Parmi les adeptes du zéro déchet, dont Béa Johnson en a fait un art de vivre, de nombreuses personnes se transforment pour goûter à ce mode de vie de plus en plus répandu. Mais de quoi s’agit-il réellement et à quelles problématiques cela répond-il ? Rencontre avec Anne Le Guenniou qui vie zéro déchet.
Bonjour Anne. Tu n’as pas toujours vécu avec cette attention particulière portée aux déchets que tu génères et à l’impact de nos modes de consommation sur la planète et sur l'humain. Alors comment passe-t-on du métier d’informaticienne à ambassadrice du zéro déchet ?
J’ai travaillé plusieurs années dans l’informatique. J’aimais bien mon travail, mais il m’accaparait trop. J’avais l’impression d’avoir une vie hors-sol, de passer à coté de l’essentiel. A force de courir, j’ai eu besoin de me réapproprier mon rythme de vie. J’ai alors choisi de faire une longue pause professionnelle pour profiter de mes bambines et de me reconnecter à mes priorités. Très attentive à toutes les questions écologiques depuis longtemps, j’aspire à vivre sans détruire. J'avais conscience que je générais trop de déchets et je pressentais que ce n’était pas une fatalité. A mes yeux, le pétrole est bien trop précieux pour être jeté. J’espérais que les producteurs proposent spontanément des gammes de produits en vrac, pour éviter de jeter autant d’emballages plastiques.
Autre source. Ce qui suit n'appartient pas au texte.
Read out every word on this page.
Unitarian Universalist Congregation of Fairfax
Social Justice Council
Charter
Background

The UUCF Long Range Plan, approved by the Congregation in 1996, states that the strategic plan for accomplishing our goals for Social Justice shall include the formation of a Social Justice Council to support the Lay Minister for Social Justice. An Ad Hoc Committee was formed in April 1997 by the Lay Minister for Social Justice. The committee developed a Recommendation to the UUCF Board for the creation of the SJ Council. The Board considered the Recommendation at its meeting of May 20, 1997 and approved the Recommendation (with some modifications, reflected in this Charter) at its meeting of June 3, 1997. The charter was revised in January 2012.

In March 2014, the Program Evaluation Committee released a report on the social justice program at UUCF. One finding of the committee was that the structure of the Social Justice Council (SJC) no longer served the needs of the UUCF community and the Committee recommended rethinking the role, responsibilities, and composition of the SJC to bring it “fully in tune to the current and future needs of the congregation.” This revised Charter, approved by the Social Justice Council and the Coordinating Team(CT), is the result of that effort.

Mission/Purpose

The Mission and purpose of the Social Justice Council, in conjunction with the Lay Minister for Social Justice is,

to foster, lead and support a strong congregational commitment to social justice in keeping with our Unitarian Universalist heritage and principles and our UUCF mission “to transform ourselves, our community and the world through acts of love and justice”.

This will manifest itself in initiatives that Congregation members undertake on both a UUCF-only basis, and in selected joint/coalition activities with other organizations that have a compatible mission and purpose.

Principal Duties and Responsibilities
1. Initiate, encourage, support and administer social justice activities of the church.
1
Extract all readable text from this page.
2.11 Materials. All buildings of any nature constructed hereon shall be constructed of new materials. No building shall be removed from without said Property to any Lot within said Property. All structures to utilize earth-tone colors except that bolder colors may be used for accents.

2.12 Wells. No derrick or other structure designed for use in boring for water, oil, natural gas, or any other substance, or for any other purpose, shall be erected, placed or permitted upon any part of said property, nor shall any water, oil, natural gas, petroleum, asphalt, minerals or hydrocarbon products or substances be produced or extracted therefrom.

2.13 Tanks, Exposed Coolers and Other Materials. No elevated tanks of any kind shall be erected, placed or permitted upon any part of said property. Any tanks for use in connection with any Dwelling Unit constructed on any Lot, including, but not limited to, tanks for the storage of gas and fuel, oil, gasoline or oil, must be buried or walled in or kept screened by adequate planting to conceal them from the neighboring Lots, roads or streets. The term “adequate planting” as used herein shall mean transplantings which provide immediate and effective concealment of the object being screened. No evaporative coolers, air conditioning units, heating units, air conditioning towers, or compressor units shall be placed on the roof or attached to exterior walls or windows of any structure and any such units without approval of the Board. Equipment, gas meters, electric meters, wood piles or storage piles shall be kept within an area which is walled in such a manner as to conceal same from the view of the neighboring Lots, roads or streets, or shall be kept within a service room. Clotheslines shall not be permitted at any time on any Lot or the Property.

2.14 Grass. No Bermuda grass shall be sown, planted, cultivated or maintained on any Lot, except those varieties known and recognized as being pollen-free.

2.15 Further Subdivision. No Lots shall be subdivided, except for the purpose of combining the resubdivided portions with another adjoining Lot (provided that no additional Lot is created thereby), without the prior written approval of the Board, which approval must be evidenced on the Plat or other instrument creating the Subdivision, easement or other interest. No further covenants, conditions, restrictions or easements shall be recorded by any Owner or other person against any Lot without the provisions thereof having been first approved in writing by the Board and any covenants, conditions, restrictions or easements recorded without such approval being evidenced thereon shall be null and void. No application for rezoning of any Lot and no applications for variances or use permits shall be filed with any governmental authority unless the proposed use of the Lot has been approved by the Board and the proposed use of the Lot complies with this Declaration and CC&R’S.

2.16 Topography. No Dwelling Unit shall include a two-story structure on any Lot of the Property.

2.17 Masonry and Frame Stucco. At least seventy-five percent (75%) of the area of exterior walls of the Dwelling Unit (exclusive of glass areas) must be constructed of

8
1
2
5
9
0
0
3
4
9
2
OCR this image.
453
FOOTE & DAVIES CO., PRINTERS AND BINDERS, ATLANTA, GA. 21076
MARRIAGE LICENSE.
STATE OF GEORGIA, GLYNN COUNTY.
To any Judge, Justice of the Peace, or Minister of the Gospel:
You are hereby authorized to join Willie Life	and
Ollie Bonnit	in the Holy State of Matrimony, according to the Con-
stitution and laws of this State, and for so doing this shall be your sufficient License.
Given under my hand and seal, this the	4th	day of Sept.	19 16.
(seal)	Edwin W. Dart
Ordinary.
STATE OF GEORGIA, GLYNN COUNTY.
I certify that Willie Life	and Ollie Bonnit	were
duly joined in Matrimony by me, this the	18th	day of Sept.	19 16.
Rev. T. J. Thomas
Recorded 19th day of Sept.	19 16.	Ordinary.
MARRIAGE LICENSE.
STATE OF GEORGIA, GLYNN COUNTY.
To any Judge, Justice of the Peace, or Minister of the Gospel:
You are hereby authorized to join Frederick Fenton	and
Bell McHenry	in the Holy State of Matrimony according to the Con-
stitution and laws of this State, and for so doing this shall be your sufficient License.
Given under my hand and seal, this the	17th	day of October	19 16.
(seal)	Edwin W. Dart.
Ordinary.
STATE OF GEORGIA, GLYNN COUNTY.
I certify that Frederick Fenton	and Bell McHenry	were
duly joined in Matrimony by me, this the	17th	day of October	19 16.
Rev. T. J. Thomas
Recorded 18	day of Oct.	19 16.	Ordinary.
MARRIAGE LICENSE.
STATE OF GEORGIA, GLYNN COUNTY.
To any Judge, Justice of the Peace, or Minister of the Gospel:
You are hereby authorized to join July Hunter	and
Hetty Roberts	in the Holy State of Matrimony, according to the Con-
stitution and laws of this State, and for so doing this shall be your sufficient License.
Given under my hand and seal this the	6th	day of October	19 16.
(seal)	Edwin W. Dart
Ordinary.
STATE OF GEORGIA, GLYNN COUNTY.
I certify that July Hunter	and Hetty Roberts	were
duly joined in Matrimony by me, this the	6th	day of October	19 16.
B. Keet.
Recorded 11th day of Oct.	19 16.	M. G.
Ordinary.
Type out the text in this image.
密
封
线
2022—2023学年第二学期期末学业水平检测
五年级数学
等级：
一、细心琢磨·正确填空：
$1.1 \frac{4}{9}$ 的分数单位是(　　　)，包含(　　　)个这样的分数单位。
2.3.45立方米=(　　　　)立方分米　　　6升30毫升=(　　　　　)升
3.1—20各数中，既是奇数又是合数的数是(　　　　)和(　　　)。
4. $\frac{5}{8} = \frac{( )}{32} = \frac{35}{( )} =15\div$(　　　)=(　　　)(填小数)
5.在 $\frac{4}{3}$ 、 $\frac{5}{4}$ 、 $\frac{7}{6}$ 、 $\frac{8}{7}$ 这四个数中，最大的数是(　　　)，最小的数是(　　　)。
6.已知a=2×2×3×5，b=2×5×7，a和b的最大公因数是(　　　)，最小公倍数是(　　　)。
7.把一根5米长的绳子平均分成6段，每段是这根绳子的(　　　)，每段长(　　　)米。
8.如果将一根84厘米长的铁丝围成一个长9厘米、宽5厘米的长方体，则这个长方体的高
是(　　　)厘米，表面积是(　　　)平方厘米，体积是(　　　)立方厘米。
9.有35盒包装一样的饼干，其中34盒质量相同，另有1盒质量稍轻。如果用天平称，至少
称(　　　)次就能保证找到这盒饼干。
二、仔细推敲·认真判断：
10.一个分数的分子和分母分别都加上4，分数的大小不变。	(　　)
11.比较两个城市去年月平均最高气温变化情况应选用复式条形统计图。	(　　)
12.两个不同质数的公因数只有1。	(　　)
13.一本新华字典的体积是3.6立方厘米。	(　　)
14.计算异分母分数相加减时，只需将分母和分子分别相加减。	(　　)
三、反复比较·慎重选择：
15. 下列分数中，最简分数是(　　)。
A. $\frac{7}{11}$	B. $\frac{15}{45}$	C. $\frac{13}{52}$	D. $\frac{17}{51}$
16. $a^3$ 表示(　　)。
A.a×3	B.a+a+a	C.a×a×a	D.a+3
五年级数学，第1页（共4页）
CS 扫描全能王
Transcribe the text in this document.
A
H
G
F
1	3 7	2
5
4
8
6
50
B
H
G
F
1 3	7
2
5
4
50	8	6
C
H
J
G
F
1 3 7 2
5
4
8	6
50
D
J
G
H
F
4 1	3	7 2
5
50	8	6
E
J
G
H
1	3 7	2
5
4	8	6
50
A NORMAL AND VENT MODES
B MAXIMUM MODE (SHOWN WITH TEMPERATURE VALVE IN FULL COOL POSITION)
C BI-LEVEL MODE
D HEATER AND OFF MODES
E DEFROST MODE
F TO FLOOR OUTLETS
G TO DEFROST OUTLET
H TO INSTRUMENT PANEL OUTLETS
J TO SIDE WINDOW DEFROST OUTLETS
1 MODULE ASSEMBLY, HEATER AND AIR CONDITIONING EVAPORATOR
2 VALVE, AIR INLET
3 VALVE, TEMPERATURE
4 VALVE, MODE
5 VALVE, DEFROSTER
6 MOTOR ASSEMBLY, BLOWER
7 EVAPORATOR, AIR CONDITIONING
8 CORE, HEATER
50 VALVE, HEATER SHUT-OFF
C'est en janvier 2014, lors de mon break, que j’ai décidé d’arrêter d’espérer et de passer à l’action. Je voulais devenir actrice de ma consommation. J’ai commencé à chercher des solutions zéro déchet pour tous les produits de mon quotidien. En 2014, l’offre de produits sans emballages était plus réduite que maintenant. Cela s’apparentait un peu à du hors piste et j’ai perdu du temps à essayer des recettes. Je me suis également initiée à la couture, au bricolage et aux travaux manuels, très utiles pour éviter les déchets. Je souhaite dorénavant raconter mon mode de vie, en phase avec mes aspirations les plus profondes.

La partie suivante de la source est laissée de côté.